The state loosened coronavirus restrictions Tuesday on Santa Clara and Santa Cruz counties, clearing the way for more businesses to reopen and, if infection rates remain stable, even schools in the next few weeks.
The state moved the two counties — along with Amador, Orange and Placer counties — from the most-restrictive purple tier to the red tier in its COVID-19 path to reopening, meaning the counties have met benchmarks for new cases and positive testing rates.
In the red tier, counties can allow more businesses, like gyms, to begin to operate indoors and businesses that were already allowed to serve customers indoors, such as retail, can increase the number of customers they serve at once.
Santa Clara said it would allow personal care services like massages, manicures and facials to begin indoors with modifications, along with museums, zoos, aquariums, gyms and fitness centers. It said shopping malls would be allowed to increase capacity from 25% to 50%.
Santa Cruz will also allow restaurants, places of worship and even movie theaters to resume indoor operations at limited capacity and with requirements like mask wearing and social distancing. Santa Clara is still holding off on that.
Counties can implement stricter rules than the state. For instance, San Francisco, in the red tier, has not permitted indoor salon operations — as House Speaker Nancy Pelosi discovered last week after being caught on camera getting her hair done inside a shuttered salon — despite the fact that the state’s tier system permits them.
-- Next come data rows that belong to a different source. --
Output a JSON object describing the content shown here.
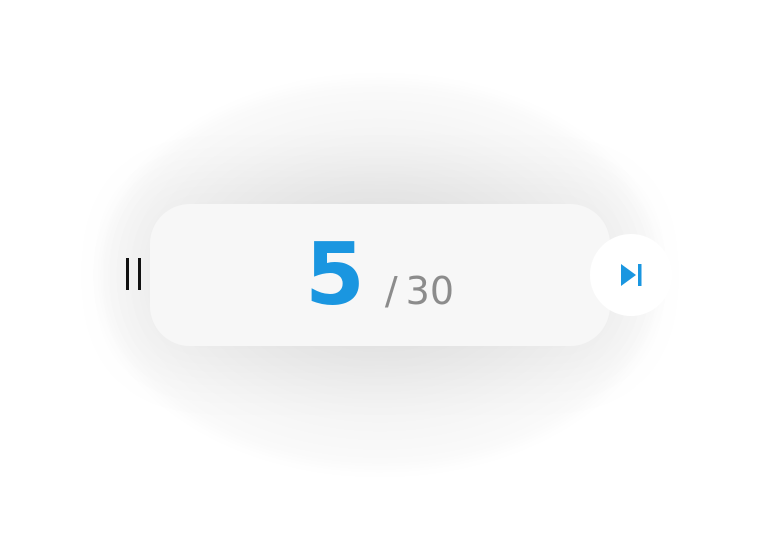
{
  "counter": {
    "current": "5",
    "separator": "/",
    "total": "30"
  },
  "controls": {
    "pause_icon": "pause-icon",
    "skip_icon": "skip-next-icon"
  },
  "colors": {
    "accent": "#1a96e0",
    "muted_text": "#8c8c8c",
    "icon_dark": "#111111",
    "card_background": "#f7f7f7"
  }
}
“Although moving to the Red Tier is a step in the right direction, the community should be aware that another surge in COVID-19 cases is anticipated,” Santa Cruz County Public Information Officer Corinne Hyland said in a statement. “Evacuations due to the CZU Lightning Complex Fires resulted in many people mixing with others from outside their household.”
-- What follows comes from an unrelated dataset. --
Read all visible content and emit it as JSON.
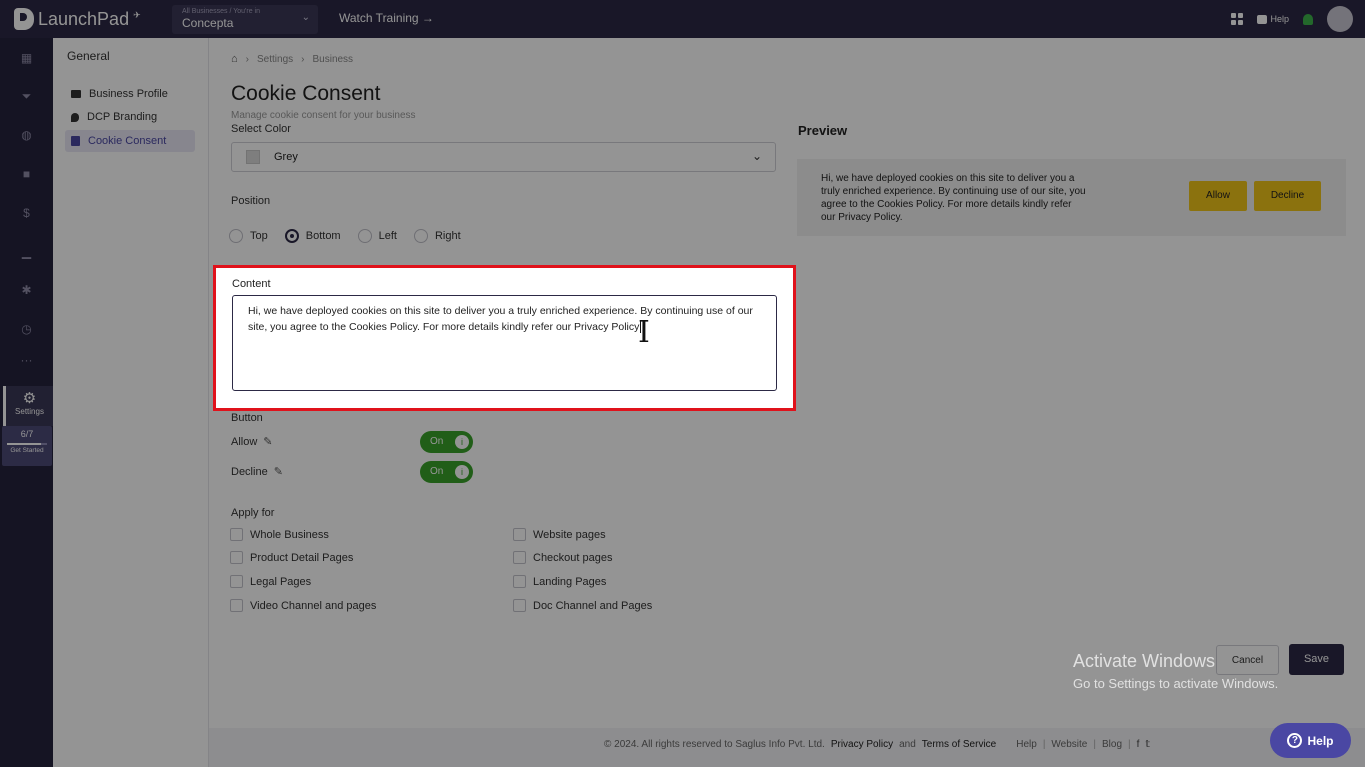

The state credited Santa Clara County for its widespread testing: The county is now conducting between 7,000-8,000 coronavirus tests per day.
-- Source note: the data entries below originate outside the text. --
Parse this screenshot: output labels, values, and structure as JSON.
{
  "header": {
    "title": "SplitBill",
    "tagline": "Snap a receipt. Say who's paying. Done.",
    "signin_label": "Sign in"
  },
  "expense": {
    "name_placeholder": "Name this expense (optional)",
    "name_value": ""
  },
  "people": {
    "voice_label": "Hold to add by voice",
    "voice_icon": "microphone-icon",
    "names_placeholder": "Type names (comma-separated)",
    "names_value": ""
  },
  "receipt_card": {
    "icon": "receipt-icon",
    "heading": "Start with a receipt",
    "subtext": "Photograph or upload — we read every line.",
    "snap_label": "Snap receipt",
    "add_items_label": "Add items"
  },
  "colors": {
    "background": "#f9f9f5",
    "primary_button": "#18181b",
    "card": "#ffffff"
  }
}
“If we hadn’t had these numbers in testing, we wouldn’t have been able to move from purple to red and we would still be in a much more restrictive situation,” said Marty Fenstersheib, the head of the county’s testing task force. “So I would encourage people to get tested if you have symptoms, if you’re in contact with a case and all of the people who are on the front line.”
“As long as we can maintain our levels of testing, we’ll be able to adjust our case rates and stay in the less restrictive tiers and eventually hopefully we’ll move into even less restrictive tiers,” Fenstersheib added.
If counties stay in the red tier for two weeks, they will be allowed to reopen K-12 schools. Right now, only elementary schools with a waiver can reopen.
The shift comes as the state makes some gains in the fight against the deadly disease. Hospitalization rates declined 24% over the last two weeks, with coronavirus patients now taking up just 4% of beds across the state. And the number of people requiring intensive care has dropped 21%, with coronavirus patients making up 13% of all ICU patients. The two-week COVID-19 testing positivity rate has also dropped to 4.3%, with the seven-day average falling to 3.8%.
“We are very cautious in terms of our approach as we move forward,” California Health and Human Services Secretary Mark Ghaly said Tuesday during a news conference with Gov. Gavin Newsom. “This concept of slow and stringent is really important for California.”
Now, 33 of the state’s 58 counties — including most Bay Area counties — sit in the purple tier, where there is widespread coronavirus transmission, while 14 are in the red tier, with substantial transmission. Nine counties are in the orange tier, where the spread is moderate, and two counties are in the yellow tier, where there is minimal spread of the disease.
“Next week, we may see some movement,” Ghaly said.
Once counties have moved from one tier to the next, they must remain there for three weeks and show at least two consecutive weeks of stable conditions before they are allowed to move to the next tier.
Newsom said the state anticipates moving up to seven counties next week, but did not specify which ones.
“We are very cautious in terms of our approach as we move forward,” he said.
And he cautioned that the state has just emerged from a three-day holiday weekend, which historically “have not been advantageous.” The state saw a spike in coronavirus cases after the July 4 weekend, with health officials pointing to family gatherings as a cause.
Asked about a large religious concert and rally that drew thousands to the Capitol in Sacramento this past weekend, Newsom said he was still gathering more information. But he cautioned against large gatherings — particularly those without masks and social distancing.
“Quite literally someone could lose their lives,” he said. And while that may not be the intent, he added, “it may be the outcome.”